When added up across Canada, the sales of produce, baked goods and other items from tents and booths and off pickups’ tailgates have officially become a billion-dollar industry.
That’s $1.03 billion to be exact. Farmers’ Markets Canada, which announced at meetings in December that Canadian farmers’ markets’ direct sales had passed the billion-dollar mark, rolled out more specifics from its national study during its general meeting Monday and Tuesday in St.
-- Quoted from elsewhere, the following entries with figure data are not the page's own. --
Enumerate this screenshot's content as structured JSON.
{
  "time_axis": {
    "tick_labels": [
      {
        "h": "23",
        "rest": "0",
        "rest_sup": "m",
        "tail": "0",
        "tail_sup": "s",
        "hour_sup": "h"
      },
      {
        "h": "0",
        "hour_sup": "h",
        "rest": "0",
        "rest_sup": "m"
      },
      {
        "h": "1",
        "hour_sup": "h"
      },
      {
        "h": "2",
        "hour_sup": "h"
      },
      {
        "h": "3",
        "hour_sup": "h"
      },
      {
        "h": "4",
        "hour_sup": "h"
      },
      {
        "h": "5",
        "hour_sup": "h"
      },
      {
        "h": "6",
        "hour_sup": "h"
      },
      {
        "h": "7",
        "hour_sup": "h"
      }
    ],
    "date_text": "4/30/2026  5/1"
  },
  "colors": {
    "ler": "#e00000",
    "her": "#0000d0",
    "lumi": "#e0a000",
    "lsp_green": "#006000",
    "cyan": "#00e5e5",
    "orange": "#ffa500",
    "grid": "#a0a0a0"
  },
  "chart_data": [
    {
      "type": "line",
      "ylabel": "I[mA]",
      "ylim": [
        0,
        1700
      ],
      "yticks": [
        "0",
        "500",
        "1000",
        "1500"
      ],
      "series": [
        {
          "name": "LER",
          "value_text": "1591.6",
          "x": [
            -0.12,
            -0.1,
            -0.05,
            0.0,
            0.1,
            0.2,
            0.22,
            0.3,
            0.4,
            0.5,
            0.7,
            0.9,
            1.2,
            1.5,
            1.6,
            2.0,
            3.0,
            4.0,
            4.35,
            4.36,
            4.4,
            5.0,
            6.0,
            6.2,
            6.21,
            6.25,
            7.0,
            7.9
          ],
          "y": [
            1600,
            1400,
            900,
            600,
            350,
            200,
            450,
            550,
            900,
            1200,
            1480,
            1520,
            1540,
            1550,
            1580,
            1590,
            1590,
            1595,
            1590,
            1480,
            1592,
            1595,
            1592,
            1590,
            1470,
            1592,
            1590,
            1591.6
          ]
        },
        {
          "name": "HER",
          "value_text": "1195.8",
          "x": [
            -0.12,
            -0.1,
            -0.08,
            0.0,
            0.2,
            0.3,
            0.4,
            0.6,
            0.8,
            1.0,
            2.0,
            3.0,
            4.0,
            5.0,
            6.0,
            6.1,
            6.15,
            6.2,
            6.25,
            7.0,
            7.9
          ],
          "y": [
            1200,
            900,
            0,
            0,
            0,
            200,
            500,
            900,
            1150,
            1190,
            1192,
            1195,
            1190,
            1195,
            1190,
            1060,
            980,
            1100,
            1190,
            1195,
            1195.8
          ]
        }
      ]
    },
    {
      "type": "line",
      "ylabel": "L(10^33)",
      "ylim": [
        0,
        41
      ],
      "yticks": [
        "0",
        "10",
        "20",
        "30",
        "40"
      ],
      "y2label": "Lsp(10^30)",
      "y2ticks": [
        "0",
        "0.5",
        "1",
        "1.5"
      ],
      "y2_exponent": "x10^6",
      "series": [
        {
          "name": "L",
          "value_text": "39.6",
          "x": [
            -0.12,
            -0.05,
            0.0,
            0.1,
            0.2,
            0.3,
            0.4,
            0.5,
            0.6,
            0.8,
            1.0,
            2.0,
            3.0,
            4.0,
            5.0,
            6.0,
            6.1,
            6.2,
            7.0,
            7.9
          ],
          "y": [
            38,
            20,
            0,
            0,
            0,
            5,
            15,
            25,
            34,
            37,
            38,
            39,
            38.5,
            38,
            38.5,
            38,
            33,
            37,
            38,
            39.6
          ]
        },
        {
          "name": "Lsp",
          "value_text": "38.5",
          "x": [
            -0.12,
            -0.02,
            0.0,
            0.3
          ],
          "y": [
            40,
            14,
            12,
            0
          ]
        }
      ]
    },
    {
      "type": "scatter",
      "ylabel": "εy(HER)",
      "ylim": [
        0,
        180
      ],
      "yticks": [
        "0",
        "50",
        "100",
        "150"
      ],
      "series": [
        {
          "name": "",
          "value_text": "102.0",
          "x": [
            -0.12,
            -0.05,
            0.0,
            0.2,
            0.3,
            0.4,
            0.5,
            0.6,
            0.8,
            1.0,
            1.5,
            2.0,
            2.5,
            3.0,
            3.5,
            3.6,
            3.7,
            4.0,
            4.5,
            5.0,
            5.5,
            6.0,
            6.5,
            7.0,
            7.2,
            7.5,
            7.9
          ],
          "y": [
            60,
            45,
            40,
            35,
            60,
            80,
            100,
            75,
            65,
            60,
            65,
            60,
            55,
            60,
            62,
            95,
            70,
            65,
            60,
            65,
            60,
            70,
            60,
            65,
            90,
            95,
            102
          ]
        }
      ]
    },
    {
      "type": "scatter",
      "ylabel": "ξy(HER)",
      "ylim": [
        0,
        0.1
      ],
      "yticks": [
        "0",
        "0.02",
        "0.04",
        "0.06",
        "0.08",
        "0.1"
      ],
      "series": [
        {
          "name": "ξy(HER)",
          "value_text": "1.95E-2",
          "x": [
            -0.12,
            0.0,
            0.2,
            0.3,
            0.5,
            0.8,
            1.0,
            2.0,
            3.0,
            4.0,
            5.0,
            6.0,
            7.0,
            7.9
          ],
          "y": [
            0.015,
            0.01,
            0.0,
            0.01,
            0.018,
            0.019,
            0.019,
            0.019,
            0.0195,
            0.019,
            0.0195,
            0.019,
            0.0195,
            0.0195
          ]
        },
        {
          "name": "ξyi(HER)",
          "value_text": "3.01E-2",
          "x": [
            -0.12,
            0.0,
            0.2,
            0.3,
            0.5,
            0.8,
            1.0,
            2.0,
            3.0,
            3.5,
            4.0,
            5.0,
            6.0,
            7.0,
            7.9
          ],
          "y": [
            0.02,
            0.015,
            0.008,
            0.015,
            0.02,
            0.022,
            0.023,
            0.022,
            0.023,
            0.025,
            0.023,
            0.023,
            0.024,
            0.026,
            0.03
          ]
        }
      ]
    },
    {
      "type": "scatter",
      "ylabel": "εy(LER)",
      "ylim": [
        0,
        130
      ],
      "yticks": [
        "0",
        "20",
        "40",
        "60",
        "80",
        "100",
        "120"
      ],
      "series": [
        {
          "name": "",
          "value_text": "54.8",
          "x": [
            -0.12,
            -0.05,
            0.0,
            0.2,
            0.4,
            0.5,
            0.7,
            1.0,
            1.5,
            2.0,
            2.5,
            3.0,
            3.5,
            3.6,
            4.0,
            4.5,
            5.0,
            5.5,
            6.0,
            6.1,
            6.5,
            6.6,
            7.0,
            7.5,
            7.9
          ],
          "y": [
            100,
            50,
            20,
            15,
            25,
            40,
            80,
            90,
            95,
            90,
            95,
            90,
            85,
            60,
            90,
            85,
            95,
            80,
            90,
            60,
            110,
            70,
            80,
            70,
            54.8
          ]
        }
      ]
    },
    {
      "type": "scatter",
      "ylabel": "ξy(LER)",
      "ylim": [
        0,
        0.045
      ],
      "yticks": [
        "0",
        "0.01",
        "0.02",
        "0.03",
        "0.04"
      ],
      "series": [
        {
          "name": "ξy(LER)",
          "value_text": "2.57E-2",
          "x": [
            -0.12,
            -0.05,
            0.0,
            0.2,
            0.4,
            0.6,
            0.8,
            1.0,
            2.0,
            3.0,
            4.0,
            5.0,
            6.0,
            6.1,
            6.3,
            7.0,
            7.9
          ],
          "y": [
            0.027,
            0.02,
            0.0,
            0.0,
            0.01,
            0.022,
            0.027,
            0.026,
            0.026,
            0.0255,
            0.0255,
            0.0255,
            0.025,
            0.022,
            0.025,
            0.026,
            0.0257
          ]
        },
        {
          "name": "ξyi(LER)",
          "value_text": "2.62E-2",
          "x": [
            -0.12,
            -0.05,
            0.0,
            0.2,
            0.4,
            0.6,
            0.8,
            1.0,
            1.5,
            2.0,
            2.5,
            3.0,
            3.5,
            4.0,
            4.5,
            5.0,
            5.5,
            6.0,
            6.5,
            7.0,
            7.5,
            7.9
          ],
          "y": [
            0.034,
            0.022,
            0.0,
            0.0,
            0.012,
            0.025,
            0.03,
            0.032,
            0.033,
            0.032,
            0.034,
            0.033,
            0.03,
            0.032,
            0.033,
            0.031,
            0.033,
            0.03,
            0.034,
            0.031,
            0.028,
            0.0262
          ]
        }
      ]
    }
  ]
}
Catharines, Ont.
According to the national group’s 2008 market impact study, farmers’ markets provide an economic impact range of $1.55 billion to $3.09 billion annually, representing the purchasing power of 28 million shopper-visits at an average of $32 per visit.
“The study confirmed that consumer demand and interest is closely
aligned with support for local farmers and fresh, healthy, food choices,” FMC said in a release Wednesday.
“Consumers have expressed a clear desire to return to healthier, fresher, locally produced products,” FMC chairman Robert Chorney said. “They have a strong belief in the integrity of shopping within their community.”
The study found 62 per cent of shoppers indicated that buying their food directly from a local farmer is “extremely important” to them and “somewhat important” to another 30 per cent.
As for the vendors, the FMC study showed 42 per cent report that they achieve over half of their farm income from market sales — and over half of vendors created up to five jobs stemming from their farmers’ market participation.
Farmers’ market vendors, the study said, are typically primary producers (79 per cent), attracted by the supportive social and communal nature of the market experience.
Vendors want to see more support in the marketing of their
locations through signage, advertising and website information to help attract
hours and days of operation for markets and improve physical amenities.
The FMC study also found market vendors “challenged” to provide the selection of fresh products required as primary producers while dealing with labour shortages and rising costs of production inputs.
As well, in some markets, vendors indicate a “growing
concern” about the role of “reseller” vendors who offer imported or non-local produce and are “threatening the economic
viability of the primary producer vendor,” FMC said.
The majority of grocery buyers, non-users of farmers’ markets, are, of course, a “target growth sector” who express willingness to visit farmers’ markets but don’t, “primarily because of convenience and lack-of-awareness issues,” FMC said.
“Future growth in the sector will require engaging non-users through increased awareness of benefits, locations and product selection,” FMC said.
“Trial usage among non-users will be dependent on making local market hours and locations more accessible to time-challenged, health-conscious consumers.”
The 2008 study, prepared for FMC by Toronto-based “customer experience” consultancy Experience Renewal Solutions and by Dr. David Connell, examined 508 farmers’ markets across Canada for its data.